Bush: White House pressure made marriage stronger

Former President Bush said that if Laura Bush hadn't been first lady, he isn't sure he could have counted on her vote.

"I can promise you that her life dream when she was growing up was not to be first lady of the United States," Bush told a Michigan audience Thursday in one of his first major domestic speeches since leaving the White House.

"Frankly, I am not so sure that if we hadn't married she'd have voted for me. There's a lot of pressure in the White House, as I'm sure you can imagine. Pressure sometimes can make a marriage stronger or weaker. In my case because of her patience and her enthusiasm, it made our marriage a really good marriage."

The pressure of the presidency, he said, weighs most on family members.

"It's much harder to be the son of the president than to be the president. And it's much harder to be the father of the president than to be the president," he said in a reference to his dad, former President George H.W. Bush.

"And I used to have to admonish him not pay attention to what they were writing on the editorial pages about his son. I had gone through the same agony myself. And so I am confident that the end of the presidency is a great relief because of our strong love."

Something else Bush called a great relief: having a vice president, Dick Cheney, who had no plans to run for the top spot.


"I was pleased to have someone serve as my vice president who was not running for president, because someone who is running for president, at times, will try to distance themselves," Bush said. "... If things got tough, [he] could be one of the first persons off the ship, and that would be really unpleasant in the White House."

Bush said he wasn't surprised to lose public support for some of the main elements of his national security agenda.

"I was frustrated because the stakes were so high in some of the decisions that I had to make. I wasn't surprised that people would forget the feeling of how they felt after September 11. I was grateful that people were moving beyond September 11. As a president you don't want your nation to be so worried about an attack that people don't go about their lives. ... The psychology of the nation concerned me. Which then made it harder to get people to listen to you, to some of the decisions I made."
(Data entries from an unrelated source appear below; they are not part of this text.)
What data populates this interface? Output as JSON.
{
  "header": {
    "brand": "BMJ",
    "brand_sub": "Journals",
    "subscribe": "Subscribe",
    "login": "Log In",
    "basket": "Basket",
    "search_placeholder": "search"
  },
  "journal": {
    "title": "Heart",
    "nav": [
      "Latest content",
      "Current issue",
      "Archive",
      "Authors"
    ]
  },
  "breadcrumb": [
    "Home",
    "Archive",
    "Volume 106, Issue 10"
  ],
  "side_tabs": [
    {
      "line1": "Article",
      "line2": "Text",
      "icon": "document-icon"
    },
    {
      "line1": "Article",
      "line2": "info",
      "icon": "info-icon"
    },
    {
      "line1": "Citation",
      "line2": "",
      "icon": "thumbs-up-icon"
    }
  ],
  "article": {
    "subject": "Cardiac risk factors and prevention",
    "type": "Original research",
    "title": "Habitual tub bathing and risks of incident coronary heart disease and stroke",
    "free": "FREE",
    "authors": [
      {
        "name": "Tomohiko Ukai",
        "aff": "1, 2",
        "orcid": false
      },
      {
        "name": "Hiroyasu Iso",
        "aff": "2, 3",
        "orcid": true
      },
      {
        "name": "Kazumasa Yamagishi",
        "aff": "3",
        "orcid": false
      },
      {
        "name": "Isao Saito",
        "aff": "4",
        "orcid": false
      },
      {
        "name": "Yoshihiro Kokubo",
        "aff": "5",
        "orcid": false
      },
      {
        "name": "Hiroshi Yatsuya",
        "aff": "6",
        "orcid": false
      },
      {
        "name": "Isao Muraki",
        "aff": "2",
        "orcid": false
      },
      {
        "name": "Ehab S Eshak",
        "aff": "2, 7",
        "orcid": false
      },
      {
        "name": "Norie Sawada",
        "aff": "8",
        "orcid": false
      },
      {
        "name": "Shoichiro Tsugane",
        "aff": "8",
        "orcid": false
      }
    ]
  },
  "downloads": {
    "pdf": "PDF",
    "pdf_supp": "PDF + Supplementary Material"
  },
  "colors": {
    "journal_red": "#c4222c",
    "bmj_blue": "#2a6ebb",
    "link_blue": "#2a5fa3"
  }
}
The fact that Americans tuned out media coverage of the risk of terrorism wasn't surprising to him either, he said -- he ignored most news coverage himself.

"The truth of the matter is, I never watched the nightly news, because it was predictable, I thought. Nor did I ever pay attention to the editorial pages, good editorials or bad," he said. "I knew what was in the news. When you're president, you can get so obsessed with this stuff that I felt it would cloud your vision.

"The truth of the matter is there is so much attention paid to you, I thought it was important even in the toughest moments to be upbeat and not to be so worried about myself that I couldn't convey a sense of confidence."

He mused on the transition to a far calmer existence after the presidency.

"People ask, what is it like? Well, I have never stopped at a traffic light for eight years," he said. "...The neighborhood we live in is nice. You know Laura bought this house sight unseen. At least she saw. I didn't. It was like a faith-based initiative."

Bush will take the stage Friday night with former President Clinton in Toronto, Ontario, for what's being termed a "conversation."